I don't get much, except a certificate. If I were to sell the house, the multiple listings now have a category for LEED certification but I don't intend to sell in the near future so my current LEED cert would most likely be superceded in the future.
I mostly signed up to update my knowledge about green building techniques and to learn from the green building group in the Denver area. I took the training to become a green rater and would like to work with younger folks who are interested in building better insulated and more sustainable houses.


----------



## EMD360 (Jun 15, 2012)

Dinggus said:


> I've never seen a house like this, looks awesome!


Thanks, that is what we thought when we bought it. Just needs a lot of interior updating and some exterior. Tearing it apart has been fun. I found that the east wall is 2 x 6" with 1" of celotex thermax insulation (Polyisocyanurate-foil-faced) on the outside and a plastic vapor barrier on the inside. Even at 30 years old--Polyisocyanurate loses value over time, that is about an R25 wall. Not bad for the 80's.
I'm planning to improve this though. Need to have a thermal break in the wall. (Learned this from the LEED training.) So I'm thinking an extruded polystyrene inner layer to increase the wall to R30. Still in the planning stages though.


----------



## EMD360 (Jun 15, 2012)

*November Update*

Have been working steadily on the house all summer and fall. Tore out all the interior walls on the slab area of the house and took out all the mechanicals. 









Hired a contractor to take out the old slab and dig out the dirt to allow for a Waffle Mat system under the new slab. It uses recycled plastic boxes to allow for soil lift and create heavy beams running cross ways through the slab, just like a commercial foundation. 
We found out the rear wall is a caisson foundation, which I had never heard of, but it is deeply drilled reinforced concrete columns (they say to bedrock) that are filled in with poured concrete walls over a cardboard void that keeps the soil from damaging the wall. The cardboard was rotted and the soil pushed up in between the columns so it was dug out and will be a void again.
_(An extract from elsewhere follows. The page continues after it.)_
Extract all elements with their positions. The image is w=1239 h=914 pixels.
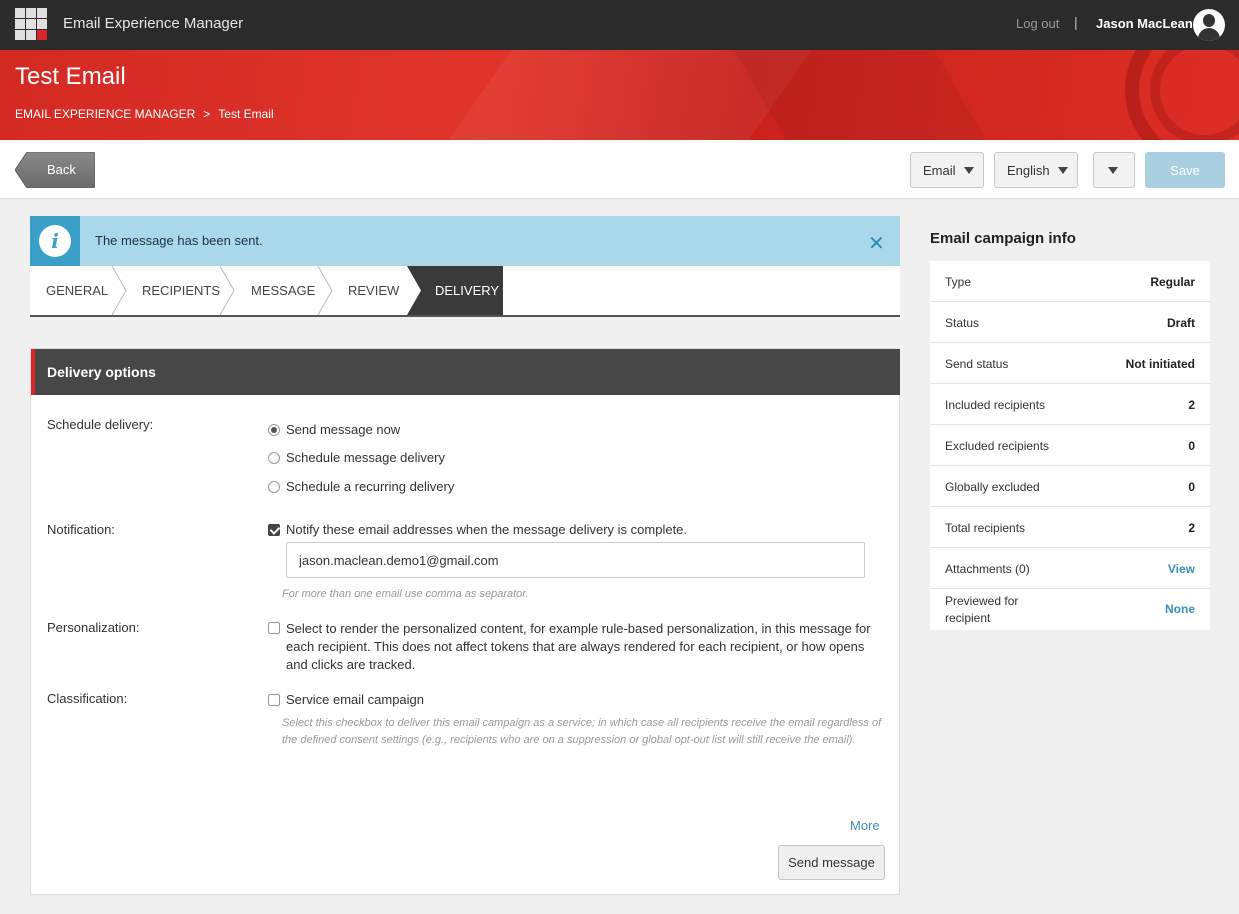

The soil against the back wall was wet so it could be that the french drain is not working, so we are going to put one inside the wall too.
We pulled a permit for the plumbing rough in so that is the next step. Also have the floor plan pretty much figured out for the rebuild.









Would LOVE to have the new floor in by the end of the year. That would be one full year of work and progress. We have until next September or so to move in. But there is a lot more to do!


----------